İngiltere Başbakanı Rishi Sunak, Batı Şeria’da bulunan Cenin bölgesine düzenlenen operasyon sırasında, İsrail kuvvetlerinin sivilleri korunmaya öncelik vermesi gerektiğini söyledi.

Türkiye’den Dışişleri Bakanlığı adına yayınlanan açıklamada, “İsrail güçlerinin, İsrail işgali altındaki Batı Şeria’da bulunan Cenin şehrinde gerçekleştirdikleri baskını şiddetle kınıyoruz” ifadeleri kullanıldı.

BM Orta Doğu temsilcisi Tor Wennesland da “Nüfusun yoğun olduğu bölgelere yönelik saldırılar, uluslararası insancıl hukukun ihlalidir” şeklinde konuştu.

FİLİSTİN-İSRAİL MESELESİNDE “AŞIRI SAĞ” FAKTÖRÜ

İsrail’de son dönemlerde çokça artan aşırı sağcı söylemler, Filistin meselesi üzerinde ilerleyen dönemde kilit noktalardan biri olacak gibi görünüyor.

Benjamin Netanyahu’nun iktidarda kalmasının ardından, halkı kin ve düşmanlığa tahrik suçlarını işlemekle yargılanan Itamar Ben-Gvir, birçok yetkiye sahip olacak şekilde Ulusal Güvenlik Bakanlığı'nda önemli bir konuma getirildi.

Itamar Ben-Gvir’in göreve gelmesinin ardından İsrail silahlı güçlerinin Filistin’e düzenlediği operasyonların sayısı ve şiddeti son zamanlarda daha da artmaya başladı.

İsrail’de aşırı sağ ideolojinin son dönemde bu kadar ön plana çıkmasının bir başka önemli nedeni ise Mescid-i Aksa.

Güvenlik güçlerinden sorumlu bakan olarak göreve gelen Ben-Gvir’in geçtiğimiz haftalarda Mescid-i Aksa’ya baskın düzenlemesi, yeni İsrail hükümetinin Mescid-i Aksa’nın uzun zamandır koruma altına alınan statüsünü tanımadığının bir göstergesi olarak öne çıkıyor.

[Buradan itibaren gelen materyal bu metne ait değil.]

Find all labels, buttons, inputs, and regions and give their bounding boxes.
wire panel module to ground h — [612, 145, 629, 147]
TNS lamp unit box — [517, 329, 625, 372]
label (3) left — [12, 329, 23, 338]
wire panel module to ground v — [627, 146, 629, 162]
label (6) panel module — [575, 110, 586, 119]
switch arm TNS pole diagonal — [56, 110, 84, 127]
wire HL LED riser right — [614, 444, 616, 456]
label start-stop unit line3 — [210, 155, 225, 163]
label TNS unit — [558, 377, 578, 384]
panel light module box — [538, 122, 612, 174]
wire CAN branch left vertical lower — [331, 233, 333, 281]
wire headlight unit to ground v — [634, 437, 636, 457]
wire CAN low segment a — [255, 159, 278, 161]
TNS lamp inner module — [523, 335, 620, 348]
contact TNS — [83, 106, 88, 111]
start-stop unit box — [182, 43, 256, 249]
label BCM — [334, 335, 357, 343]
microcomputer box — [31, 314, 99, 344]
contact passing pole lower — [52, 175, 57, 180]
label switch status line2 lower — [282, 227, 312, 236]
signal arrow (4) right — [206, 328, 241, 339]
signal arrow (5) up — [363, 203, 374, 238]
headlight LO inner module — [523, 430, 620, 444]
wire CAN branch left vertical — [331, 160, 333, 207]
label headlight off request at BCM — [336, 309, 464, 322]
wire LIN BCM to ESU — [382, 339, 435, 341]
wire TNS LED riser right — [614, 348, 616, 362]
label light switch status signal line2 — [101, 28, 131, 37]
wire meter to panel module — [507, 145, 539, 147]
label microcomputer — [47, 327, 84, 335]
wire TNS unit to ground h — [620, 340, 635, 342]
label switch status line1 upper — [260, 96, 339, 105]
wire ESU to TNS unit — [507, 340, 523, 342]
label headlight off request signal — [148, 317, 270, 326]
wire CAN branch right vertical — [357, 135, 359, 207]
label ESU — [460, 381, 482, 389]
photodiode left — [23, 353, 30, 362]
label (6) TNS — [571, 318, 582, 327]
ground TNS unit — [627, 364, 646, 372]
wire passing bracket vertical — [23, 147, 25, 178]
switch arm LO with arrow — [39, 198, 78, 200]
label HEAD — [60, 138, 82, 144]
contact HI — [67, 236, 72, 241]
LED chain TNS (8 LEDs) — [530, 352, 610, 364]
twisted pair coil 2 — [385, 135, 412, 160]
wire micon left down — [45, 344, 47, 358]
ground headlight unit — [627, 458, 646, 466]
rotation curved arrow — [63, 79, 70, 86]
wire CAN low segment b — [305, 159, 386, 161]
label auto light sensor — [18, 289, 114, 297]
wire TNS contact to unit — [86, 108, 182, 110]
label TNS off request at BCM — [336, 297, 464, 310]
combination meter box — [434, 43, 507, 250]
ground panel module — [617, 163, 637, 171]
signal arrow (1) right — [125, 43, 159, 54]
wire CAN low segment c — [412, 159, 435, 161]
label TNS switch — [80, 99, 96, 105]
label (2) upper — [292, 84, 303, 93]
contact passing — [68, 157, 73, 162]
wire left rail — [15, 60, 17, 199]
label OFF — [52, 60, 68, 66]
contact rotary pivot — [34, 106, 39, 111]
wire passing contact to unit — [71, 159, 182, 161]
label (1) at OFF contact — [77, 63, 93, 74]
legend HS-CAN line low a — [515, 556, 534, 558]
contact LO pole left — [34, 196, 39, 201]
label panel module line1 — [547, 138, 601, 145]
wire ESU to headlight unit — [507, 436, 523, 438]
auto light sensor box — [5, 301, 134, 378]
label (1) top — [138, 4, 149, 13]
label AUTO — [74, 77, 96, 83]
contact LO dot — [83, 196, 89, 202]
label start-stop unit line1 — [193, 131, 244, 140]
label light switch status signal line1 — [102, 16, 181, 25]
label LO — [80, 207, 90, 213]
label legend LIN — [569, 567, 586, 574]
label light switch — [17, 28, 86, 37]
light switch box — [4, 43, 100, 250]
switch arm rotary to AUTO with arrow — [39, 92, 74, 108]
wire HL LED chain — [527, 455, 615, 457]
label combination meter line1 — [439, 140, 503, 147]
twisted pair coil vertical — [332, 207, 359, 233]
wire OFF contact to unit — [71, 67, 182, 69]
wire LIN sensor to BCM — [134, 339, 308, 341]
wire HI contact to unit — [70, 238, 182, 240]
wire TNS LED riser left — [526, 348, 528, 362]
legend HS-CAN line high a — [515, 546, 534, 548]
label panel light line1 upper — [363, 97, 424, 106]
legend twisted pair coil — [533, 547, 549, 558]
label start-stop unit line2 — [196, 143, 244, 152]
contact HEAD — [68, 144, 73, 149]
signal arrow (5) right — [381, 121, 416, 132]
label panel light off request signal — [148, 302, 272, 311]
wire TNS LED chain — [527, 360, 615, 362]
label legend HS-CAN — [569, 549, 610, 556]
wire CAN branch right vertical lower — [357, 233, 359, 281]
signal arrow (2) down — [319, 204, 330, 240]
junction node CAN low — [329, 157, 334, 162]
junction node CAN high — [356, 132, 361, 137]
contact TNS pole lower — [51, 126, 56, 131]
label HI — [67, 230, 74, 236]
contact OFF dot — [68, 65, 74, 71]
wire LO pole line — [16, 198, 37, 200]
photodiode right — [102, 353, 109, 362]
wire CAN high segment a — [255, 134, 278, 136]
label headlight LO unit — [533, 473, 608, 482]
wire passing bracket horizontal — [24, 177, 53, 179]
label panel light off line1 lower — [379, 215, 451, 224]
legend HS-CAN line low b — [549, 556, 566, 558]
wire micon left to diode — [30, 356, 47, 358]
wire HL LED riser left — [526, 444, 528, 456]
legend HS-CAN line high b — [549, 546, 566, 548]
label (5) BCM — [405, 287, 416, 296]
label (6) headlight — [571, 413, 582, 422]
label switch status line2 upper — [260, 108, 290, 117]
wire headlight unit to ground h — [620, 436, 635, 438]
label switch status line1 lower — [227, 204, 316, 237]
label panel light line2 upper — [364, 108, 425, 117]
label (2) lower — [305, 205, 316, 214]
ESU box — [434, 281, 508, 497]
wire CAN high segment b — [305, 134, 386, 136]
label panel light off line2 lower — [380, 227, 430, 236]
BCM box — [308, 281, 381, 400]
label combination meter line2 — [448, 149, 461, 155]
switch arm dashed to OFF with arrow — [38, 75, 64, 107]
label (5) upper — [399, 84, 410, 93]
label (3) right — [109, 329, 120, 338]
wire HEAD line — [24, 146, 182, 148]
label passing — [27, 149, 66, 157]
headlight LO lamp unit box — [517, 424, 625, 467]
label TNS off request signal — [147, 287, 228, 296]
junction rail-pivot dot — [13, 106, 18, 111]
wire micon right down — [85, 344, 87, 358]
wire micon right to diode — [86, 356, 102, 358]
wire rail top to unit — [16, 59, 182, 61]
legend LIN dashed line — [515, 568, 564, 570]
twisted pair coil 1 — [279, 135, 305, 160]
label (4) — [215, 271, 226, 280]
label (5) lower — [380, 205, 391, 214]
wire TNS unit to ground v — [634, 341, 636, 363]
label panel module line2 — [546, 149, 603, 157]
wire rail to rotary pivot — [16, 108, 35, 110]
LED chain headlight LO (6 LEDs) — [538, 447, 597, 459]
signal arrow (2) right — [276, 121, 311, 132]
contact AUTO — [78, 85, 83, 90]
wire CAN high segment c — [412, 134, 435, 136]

İsrail’de aşırı sağın yükselişinin ardından işleyen politik süreç, ilerleyen dönemde hem Filistin meselesi üzerinden hem de Orta Doğu bölgesinin güvenliği açısından büyük bir tedirginliğe yol açacak gibi görünüyor.

Aşırı sağ yönetiminde daha sert politikalara yönelen İsrail, bölgedeki güç dengesinin kendi lehine işlemesi durumunda ilerleyen dönemde yeni çatışmalara kapı açabilir.

Özellikle her koşulda Filistin’in yanında olduğunu açıklayan Lübnan ve Suriye, ilerleyen dönemde İsrail ile sıkıntı yaşayabilecek ülkeler olarak öne çıkıyor.

İsrail’in son dönemde Körfez ile olan diyaloglarının normalleşmesi ve olumlu yönde ilerlemesi, Filistin meselesinde arabulucu rolünde olan Mısır ve Suriye’nin pasifize edilip Suudi Arabistan ve BAE devletlerinin bu konuma gelmesinin yolunu açıyor.

İlerleyen dönemde Filistin ile İsrail arasında gerilimin daha da artması bekleniyor. Ayrıca Mescid-i Aksa’nın statüsü üzerinden ilerleyen politik süreç, Orta Doğu devletlerinin de İsrail ile olan ilişkilerini olumsuz yönde etkileyecek gibi gözüküyor.